According to the report, the Democratic Nursing Organisation of SA (Denosa) said it had been disappointed by former president Jacob Zuma's undertaking to fill nursing vacancies and hoped Ramaphosa's efforts would come to fruition. Zuma, in his 2011 state of the nation address, promised to revive closed nursing colleges within three years. "Which until today never saw light of day," said Denosa spokesperson Sibongiseni Delihlazo.

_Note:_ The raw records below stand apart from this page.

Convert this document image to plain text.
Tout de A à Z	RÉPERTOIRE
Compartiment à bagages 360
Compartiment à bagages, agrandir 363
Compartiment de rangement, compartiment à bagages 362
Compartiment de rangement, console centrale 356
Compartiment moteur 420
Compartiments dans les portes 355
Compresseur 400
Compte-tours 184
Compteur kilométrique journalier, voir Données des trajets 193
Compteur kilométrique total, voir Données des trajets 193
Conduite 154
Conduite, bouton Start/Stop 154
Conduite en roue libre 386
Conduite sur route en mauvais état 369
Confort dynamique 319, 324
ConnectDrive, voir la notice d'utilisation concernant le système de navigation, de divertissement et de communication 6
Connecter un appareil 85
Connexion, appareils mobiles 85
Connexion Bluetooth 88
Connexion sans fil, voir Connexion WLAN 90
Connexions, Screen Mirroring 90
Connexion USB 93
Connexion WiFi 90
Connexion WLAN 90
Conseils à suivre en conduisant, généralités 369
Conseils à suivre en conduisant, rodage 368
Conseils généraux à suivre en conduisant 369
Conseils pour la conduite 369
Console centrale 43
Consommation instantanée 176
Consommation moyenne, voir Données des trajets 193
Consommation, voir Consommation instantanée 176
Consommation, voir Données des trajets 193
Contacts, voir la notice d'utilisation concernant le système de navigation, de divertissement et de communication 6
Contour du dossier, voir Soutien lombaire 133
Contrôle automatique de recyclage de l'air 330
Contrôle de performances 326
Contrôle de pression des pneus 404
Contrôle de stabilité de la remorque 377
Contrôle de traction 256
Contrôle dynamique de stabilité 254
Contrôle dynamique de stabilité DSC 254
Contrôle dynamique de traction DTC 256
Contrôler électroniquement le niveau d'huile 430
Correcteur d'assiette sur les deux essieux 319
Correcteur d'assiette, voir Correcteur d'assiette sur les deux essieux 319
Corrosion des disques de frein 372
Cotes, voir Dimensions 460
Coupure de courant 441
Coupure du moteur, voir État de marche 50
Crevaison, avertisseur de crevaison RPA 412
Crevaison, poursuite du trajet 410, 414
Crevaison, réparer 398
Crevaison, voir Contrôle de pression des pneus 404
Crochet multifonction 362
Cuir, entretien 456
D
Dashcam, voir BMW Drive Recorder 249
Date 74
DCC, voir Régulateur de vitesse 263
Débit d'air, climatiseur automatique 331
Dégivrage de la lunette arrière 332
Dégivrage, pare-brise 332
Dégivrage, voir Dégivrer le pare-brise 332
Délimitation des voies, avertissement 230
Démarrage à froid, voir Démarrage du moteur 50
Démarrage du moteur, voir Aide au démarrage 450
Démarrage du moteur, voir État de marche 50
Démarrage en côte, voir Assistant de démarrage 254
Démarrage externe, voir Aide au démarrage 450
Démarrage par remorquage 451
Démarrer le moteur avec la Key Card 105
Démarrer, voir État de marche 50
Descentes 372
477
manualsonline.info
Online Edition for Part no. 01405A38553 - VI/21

Denosa hoped the government would reopen nursing training colleges, Delihlazo said. In 2015 the country needed to produce 11,000 professional nurses but colleges and universities trained only 4,000 that year. The organisation said it took a long time for nurses who had retired or resigned to be replaced in the public sector. "This leads to more frustration and bottle-necking in health care, where long queues are the order of the day. Putting a moratorium on the appointment of critical health-care professionals by provinces was always going to put quality health care into serious trouble."

The report says South Africa has also lost many health-care professionals to countries such as the UK, United Arab Emirates, Australia, New Zealand and Saudi Arabia, where there is higher pay and better working conditions.